Mısır benim için muhteşem bir yiyecektir. Haşlanmışına bayılırım, patlamışına ise ölürüm. Sinemayı benim için vazgeçilmez kılan şeylerden biri de kesinlikle mısırdır. Bayram tatili sırasında kocamla Hellboy 2'ye gittik. Benim için mısırsız ikinci sinema deneyimi olacaktı. Mısırın baştan çıkarıcı kokusuna karşı koymak benim için kolay değil ama zorunlu. Kös kös salona doğru ilerlerken farkettim ki burnuma hiç mısır kokusu gelmiyor. Belki yeni patlatmamışlardır diyeceğim ama o buram buram mısır kokusuna engel olmak imkansız. Sonra aklıma başka birşey geldi. Eskişehir'de AFM sinemasının da içinde olduğu bir Migros vardır. Evimize çok yakın olduğu için sık sık giderim. Binanın girişi nasıl mısır kokar anlatamam. Kaç kez kocama "yukarı sinemaya çıkıp mısır alsak acaba izin verirler mi?" diye sormuşumdur hatta. Diyete başladıktan sonra kaç kez gittim sayısını bilmiyorum ama hiç mısır kokusu almadım.

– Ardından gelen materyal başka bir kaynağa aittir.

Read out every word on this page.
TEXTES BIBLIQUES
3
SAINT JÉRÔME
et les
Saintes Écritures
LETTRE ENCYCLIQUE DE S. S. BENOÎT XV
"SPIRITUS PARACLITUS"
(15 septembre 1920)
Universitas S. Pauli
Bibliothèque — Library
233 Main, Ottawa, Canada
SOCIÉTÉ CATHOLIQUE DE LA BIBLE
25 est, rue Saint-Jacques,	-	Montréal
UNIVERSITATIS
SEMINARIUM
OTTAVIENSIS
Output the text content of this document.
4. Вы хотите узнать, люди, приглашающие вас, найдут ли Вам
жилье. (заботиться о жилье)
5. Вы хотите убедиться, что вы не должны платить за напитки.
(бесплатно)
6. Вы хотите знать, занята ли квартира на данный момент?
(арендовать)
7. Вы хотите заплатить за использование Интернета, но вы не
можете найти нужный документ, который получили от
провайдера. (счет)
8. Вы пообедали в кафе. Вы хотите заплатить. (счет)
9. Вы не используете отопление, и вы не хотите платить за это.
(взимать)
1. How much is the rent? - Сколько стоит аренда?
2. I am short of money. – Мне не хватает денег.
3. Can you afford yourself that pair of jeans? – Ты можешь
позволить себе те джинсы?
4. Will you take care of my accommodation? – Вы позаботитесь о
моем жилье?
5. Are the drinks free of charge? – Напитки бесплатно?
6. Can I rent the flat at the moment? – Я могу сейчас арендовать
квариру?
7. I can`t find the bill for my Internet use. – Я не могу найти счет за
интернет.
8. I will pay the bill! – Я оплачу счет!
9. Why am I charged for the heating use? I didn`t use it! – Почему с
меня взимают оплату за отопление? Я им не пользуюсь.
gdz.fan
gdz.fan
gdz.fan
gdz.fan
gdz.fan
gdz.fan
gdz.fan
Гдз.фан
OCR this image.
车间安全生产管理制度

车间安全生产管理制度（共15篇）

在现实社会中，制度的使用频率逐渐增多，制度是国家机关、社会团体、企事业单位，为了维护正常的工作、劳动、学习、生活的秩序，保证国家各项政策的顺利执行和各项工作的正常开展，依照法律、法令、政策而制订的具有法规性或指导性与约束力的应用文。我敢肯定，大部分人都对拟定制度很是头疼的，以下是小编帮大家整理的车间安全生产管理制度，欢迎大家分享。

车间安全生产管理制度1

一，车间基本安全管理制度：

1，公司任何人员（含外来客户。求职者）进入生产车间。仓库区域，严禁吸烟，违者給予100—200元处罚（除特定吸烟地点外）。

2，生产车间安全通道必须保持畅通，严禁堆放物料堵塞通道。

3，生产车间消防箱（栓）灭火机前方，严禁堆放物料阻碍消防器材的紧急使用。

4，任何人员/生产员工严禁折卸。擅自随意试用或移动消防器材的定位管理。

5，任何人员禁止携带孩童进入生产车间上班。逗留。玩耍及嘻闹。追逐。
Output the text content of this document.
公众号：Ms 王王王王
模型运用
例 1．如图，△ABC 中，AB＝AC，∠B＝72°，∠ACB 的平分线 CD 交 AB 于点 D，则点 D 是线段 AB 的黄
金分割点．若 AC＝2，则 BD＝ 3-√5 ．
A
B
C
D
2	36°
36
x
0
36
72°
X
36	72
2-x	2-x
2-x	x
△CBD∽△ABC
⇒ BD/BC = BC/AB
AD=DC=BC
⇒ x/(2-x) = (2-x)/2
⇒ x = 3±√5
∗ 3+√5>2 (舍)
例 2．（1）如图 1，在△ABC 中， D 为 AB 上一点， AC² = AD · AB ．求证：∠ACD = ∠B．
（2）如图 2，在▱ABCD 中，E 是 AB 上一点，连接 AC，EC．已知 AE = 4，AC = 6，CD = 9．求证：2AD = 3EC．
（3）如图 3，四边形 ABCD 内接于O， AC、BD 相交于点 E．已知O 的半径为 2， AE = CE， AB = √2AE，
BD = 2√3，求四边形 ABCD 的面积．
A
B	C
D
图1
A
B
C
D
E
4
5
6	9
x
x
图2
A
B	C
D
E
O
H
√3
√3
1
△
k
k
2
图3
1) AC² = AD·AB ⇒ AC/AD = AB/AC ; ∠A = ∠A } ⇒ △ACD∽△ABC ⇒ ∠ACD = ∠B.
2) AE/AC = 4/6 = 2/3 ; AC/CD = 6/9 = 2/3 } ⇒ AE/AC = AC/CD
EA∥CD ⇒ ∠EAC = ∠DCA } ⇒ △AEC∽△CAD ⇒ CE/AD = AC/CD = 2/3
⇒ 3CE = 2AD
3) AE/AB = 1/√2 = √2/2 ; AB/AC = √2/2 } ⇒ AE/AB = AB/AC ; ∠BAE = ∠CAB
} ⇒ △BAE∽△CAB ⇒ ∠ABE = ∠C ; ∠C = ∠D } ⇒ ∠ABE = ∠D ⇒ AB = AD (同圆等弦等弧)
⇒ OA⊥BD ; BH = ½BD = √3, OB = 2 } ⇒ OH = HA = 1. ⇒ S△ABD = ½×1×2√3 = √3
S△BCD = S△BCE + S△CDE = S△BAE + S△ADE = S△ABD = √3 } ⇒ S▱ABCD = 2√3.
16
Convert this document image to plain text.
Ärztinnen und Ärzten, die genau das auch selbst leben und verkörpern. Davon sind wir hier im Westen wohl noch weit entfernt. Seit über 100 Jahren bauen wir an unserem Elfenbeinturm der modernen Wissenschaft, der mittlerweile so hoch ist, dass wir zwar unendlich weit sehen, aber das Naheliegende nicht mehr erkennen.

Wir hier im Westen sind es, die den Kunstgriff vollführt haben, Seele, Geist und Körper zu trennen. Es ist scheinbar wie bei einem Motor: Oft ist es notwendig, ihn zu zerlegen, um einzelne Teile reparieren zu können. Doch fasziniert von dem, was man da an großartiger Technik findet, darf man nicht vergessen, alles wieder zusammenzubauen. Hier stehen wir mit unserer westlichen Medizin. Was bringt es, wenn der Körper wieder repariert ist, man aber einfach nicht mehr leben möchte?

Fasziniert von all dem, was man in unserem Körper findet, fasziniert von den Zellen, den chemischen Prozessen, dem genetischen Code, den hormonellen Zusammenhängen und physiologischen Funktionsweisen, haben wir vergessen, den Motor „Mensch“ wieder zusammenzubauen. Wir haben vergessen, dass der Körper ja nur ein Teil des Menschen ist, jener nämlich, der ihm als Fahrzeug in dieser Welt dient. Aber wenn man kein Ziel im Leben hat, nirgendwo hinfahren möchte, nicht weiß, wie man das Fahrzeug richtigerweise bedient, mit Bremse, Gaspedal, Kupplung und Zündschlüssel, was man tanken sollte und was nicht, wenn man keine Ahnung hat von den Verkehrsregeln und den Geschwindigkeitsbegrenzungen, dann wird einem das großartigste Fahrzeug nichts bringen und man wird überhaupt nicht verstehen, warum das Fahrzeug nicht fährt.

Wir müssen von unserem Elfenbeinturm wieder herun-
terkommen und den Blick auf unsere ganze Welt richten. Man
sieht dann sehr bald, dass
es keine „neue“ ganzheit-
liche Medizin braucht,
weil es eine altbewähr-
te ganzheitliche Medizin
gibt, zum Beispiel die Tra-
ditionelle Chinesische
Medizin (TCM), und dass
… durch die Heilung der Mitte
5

Acaba bünye "nasıl olsa yiyemeyecek, o yüzden kokuyu alan reseptörleri duyarsızlaştırayım" mı diyor anlamadım.

2 yorum:

İLKAY dedi ki...

he heheeee... bencede bende almazdım mısır kokusu valla doğru. algıda seçicilik kokunun alınan haline uygun olabilir mi???

ferulago dedi ki...

Mekanizması nedir bilmem ama sağolsun :)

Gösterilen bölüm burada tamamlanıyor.